Discovering Minimal Reinforcement Learning Environments
Jarek Liesen, Chris Lu, Andrei Lupu, Jakob N. Foerster, Henning Sprekeler, Robert T. Lange
TL;DR
The paper tackles the inefficiency of RL training when agents are repeatedly evaluated in the same environment by introducing synthetic, neural-network–parameterized environments (SEs) that are optimized to maximize transfer to a fixed EE. It extends prior work with an algorithm- and hyperparameter-invariant meta-learning approach, a horizon-curriculum to scale to Brax-like tasks, hardware-accelerated vectorized RL, and a surprising finding that contextual bandits can serve as effective proxies for complex MDPs while offering interpretability. Key contributions include showing CBs arise naturally from synthetic MDPs, enabling generalization across unseen algorithms and hyperparameters, and demonstrating downstream speedups in Learned Policy Optimization and other meta-learning contexts. The approach yields fast, transferable RL pretraining signals, provides interpretable insights into evaluation environments, and offers a practical pathway to accelerate downstream RL research and applications, including pretraining, neural architecture search, and meta-learning.
Abstract
Reinforcement learning (RL) agents are commonly trained and evaluated in the same environment. In contrast, humans often train in a specialized environment before being evaluated, such as studying a book before taking an exam. The potential of such specialized training environments is still vastly underexplored, despite their capacity to dramatically speed up training. The framework of synthetic environments takes a first step in this direction by meta-learning neural network-based Markov decision processes (MDPs). The initial approach was limited to toy problems and produced environments that did not transfer to unseen RL algorithms.
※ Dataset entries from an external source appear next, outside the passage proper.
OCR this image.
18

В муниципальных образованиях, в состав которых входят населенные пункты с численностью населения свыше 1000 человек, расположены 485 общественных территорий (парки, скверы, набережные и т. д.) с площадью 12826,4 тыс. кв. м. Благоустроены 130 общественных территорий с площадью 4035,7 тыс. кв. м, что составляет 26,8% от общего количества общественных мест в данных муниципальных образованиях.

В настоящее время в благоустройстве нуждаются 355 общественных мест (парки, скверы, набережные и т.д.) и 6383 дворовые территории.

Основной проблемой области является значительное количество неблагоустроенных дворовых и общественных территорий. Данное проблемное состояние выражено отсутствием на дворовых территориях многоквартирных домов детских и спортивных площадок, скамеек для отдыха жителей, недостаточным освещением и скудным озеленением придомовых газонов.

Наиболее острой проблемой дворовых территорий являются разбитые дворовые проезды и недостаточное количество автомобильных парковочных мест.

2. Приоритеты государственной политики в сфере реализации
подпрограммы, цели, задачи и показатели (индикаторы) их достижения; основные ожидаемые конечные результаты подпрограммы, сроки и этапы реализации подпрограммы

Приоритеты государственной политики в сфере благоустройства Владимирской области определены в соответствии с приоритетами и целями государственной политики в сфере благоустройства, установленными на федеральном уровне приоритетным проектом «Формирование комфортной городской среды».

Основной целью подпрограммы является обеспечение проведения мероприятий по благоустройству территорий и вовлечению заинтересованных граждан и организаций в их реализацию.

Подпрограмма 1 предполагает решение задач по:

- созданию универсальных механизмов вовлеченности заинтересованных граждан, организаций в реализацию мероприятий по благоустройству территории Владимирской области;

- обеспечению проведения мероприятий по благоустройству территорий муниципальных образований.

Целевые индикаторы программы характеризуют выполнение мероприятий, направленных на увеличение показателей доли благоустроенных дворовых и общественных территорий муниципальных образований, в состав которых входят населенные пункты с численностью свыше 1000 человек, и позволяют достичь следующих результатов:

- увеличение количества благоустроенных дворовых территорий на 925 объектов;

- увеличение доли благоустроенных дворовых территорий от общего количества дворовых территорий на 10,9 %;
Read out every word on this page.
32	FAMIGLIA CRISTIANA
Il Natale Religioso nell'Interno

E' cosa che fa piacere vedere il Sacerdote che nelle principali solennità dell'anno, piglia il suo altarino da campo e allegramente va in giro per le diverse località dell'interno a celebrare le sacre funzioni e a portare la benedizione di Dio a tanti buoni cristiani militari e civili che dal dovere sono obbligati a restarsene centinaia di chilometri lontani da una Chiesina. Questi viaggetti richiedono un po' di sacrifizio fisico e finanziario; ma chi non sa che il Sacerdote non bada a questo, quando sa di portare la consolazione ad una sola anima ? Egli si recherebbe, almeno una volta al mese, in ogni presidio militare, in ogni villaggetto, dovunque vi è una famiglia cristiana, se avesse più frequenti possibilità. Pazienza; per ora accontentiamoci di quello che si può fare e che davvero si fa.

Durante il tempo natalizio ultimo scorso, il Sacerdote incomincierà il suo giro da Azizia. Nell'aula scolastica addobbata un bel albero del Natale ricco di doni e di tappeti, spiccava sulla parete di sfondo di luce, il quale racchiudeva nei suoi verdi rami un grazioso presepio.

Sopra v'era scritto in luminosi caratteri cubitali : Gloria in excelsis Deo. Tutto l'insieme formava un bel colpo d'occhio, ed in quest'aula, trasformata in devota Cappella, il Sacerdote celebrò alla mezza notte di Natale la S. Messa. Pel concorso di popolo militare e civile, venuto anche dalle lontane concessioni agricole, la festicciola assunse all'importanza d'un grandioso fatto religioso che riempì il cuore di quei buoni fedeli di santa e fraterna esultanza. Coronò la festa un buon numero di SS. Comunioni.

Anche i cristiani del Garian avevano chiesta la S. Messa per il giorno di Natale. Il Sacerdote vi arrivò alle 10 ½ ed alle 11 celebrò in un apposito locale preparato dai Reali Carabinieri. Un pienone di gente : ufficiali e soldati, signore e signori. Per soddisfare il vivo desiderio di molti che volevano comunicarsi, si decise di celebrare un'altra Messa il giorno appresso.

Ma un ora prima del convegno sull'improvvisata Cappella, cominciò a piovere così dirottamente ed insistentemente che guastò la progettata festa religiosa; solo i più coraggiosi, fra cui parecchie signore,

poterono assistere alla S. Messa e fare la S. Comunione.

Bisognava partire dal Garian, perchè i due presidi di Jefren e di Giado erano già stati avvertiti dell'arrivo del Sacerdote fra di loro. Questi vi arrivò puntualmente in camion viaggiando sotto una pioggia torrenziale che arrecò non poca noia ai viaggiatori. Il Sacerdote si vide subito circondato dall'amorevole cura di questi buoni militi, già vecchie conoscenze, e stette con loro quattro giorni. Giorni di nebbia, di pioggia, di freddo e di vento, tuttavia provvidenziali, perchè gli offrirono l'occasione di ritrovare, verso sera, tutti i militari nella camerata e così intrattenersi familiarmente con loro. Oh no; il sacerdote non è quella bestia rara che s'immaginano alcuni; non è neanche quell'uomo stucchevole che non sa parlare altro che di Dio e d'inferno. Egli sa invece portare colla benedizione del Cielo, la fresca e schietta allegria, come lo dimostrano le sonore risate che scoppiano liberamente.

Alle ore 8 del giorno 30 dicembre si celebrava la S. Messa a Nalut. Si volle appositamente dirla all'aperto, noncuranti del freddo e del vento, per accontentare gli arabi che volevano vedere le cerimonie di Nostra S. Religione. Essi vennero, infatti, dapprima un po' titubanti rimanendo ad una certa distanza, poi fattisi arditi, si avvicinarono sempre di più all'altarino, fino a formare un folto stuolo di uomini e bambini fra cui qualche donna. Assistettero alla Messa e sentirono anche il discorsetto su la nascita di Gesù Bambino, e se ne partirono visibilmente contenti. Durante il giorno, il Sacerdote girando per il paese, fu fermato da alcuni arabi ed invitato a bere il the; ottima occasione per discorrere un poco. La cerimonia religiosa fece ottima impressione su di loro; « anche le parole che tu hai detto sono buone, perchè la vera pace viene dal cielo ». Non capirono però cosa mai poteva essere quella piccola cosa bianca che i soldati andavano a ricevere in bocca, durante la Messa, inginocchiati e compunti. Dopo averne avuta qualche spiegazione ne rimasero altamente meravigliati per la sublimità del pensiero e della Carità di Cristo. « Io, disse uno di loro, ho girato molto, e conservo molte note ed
We extend this approach in three ways: Firstly, we modify the meta-learning algorithm to discover environments invariant towards hyperparameter configurations and learning algorithms. Secondly, by leveraging hardware parallelism and introducing a curriculum on an agent's evaluation episode horizon, we can achieve competitive results on several challenging continuous control problems. Thirdly, we surprisingly find that contextual bandits enable training RL agents that transfer well to their evaluation environment, even if it is a complex MDP. Hence, we set up our experiments to train synthetic contextual bandits, which perform on par with synthetic MDPs, yield additional insights into the evaluation environment, and can speed up downstream applications.